The last things Sanji is aware of are rubbery, warm arms wrapping around his middle, a soft kiss to the crown of his head, and an overwhelming sense of safety. Something at his very core stretches, unwinds, and relaxes, like a cat bathing in a patch of sunlight. Finally.

“Sleep well, Sanji.”

And for the first time in what feels like forever, he does.

Notes:

yeah, sanji makes me feel things.

I really and truly just made this for me. I wanted sanji to cry a lot and get hugs and then have a nap. I'm a simple guy, what can I say?

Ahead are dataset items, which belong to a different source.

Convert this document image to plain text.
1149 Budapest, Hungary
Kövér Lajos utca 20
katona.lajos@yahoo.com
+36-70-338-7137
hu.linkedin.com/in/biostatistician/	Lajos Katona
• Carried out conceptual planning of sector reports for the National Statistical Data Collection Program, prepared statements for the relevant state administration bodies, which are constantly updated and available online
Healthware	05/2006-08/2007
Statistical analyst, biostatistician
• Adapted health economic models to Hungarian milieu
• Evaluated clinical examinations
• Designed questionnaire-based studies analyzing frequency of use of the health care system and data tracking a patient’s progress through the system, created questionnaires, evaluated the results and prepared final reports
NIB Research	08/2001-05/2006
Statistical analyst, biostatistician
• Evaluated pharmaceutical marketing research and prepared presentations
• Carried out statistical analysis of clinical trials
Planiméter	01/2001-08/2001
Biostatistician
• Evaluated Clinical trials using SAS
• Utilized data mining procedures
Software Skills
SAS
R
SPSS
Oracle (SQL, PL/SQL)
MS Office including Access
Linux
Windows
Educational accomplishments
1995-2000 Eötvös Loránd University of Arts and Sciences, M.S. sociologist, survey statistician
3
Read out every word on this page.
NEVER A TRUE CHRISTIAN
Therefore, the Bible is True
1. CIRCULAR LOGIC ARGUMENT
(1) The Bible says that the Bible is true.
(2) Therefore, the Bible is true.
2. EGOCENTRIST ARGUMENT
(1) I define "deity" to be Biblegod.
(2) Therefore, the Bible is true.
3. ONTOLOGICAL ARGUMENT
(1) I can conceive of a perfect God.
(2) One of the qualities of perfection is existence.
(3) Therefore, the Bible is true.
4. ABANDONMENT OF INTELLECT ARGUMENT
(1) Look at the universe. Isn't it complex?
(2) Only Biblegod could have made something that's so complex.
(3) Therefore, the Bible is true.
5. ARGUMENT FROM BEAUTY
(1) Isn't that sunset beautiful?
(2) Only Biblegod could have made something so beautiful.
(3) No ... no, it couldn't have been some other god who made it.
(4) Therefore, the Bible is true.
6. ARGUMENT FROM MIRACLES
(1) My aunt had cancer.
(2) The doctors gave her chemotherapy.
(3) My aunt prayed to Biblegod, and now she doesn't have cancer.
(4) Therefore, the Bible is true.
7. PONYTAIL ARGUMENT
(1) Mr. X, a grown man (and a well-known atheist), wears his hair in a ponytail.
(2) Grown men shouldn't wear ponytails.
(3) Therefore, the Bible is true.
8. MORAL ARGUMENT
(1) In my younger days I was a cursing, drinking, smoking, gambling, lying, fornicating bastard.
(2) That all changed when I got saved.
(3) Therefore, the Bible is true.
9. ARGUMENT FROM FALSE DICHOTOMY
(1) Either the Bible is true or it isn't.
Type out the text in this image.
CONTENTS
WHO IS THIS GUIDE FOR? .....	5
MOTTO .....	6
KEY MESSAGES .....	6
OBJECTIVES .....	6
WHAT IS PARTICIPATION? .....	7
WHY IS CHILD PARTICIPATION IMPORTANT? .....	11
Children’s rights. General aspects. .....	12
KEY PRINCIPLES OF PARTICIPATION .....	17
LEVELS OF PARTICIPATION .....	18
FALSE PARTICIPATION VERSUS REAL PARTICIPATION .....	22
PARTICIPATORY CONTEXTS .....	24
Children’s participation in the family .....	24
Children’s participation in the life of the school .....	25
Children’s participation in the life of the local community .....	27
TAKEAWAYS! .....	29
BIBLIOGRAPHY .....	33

the first idea I had was "man, I'm overtired. eventually caffeine stops working. what would sanji resort to?" and the answer was obviously "homoerotic violence." I don't ship much in this fandom, but the zosan can be read there if you want it there

now here's some silly things my friend tatobox and I came up with while I was sharing snippets. we kinda just do tiny chatfics by writing lines back and forth at each other in chunks haha

--

usopp: you good there, bud?
sanji, being smushed by zoro: i am being... baked. like a loaf of bread.
usopp: guess that means he got a *rise* out of you
sanji: no.
usopp: you love us
sanji: ...
usopp: sanjiii. we love youuuu
sanji: *shiny eyes* shhhut up

--

nami, letting sanji use her thighs as a pillow while she undoes the little knots in his hair: sleepy sleepy
sanji: noooo
luffy, undoing sanji's shoes: sleepy sleepy
sanji: nooOooooOoo

--

usopp: sleep white boy
sanji: wha

--

sanji, face tucked between zoro's tits: mmmpf
nami: feel better
sanji: smells like blood and matcha
zoro: ...thanks?
nami: i get matcha, but blood is...
zoro: he is drooling on me
nami: oh
luffy: we did it!
usopp: you look like a new mom, zoro
luffy: are you breastfeeding him, zoro
zoro: do you want me to throw you both overboard
nami: dumbasses, he cant lactate
zoro: ... i can't?
nami: ...thinks really hard i don't think so
usopp: we really need a doctor for this shit
zoro: we dont know until we try
usopp: can we not do this while sanji is between your tits?
nami: i mean. he has a point. breast milk from a swordsman would go for a lot
usopp: im asleep, actually. ive been asleep this whole time
luffy: woah, usopp sleep talks too?
zoro: you just ask for meat
luffy: i know. its not as impressive

--

usopp: snuggletime
sanji: why is he like this
zoro: mom died and dad abandoned him
sanji: *shiny eyes* oh?
sanji: ill be your dad, usopp
usopp: uh....???? help?
luffy: is zoro the mom
usopp: n-
zoro: yes
usopp: no offense sanji, i just dont think youd be a... very... um...
sanji, on the verge of another meltdown: no its fine. im okay. finish your sentence
usopp: ...uh, not a very strict father! that's all i wanted to say, you'd be-- a - a very nice... nice dad
sanji: *big eyes*
zoro: well thats just not true.
usopp: zoro-
zoro: do you know how much hed be in your business? hes already making meal plans for us. you really want to give him the power to enforce bedtime?
usopp: ... oh. uh. yeah I guess
luffy: how come you get to have two parents
usopp: i didnt ASK -
zoro: hey, yeah, i didnt even get one parents. greedy fuck
luffy: i will be your mama
zoro: sure, why not
nami: luffy cant be your mom, hes never even had a mom!
usopp: well, he probably has one out there, he had to come from somewhere!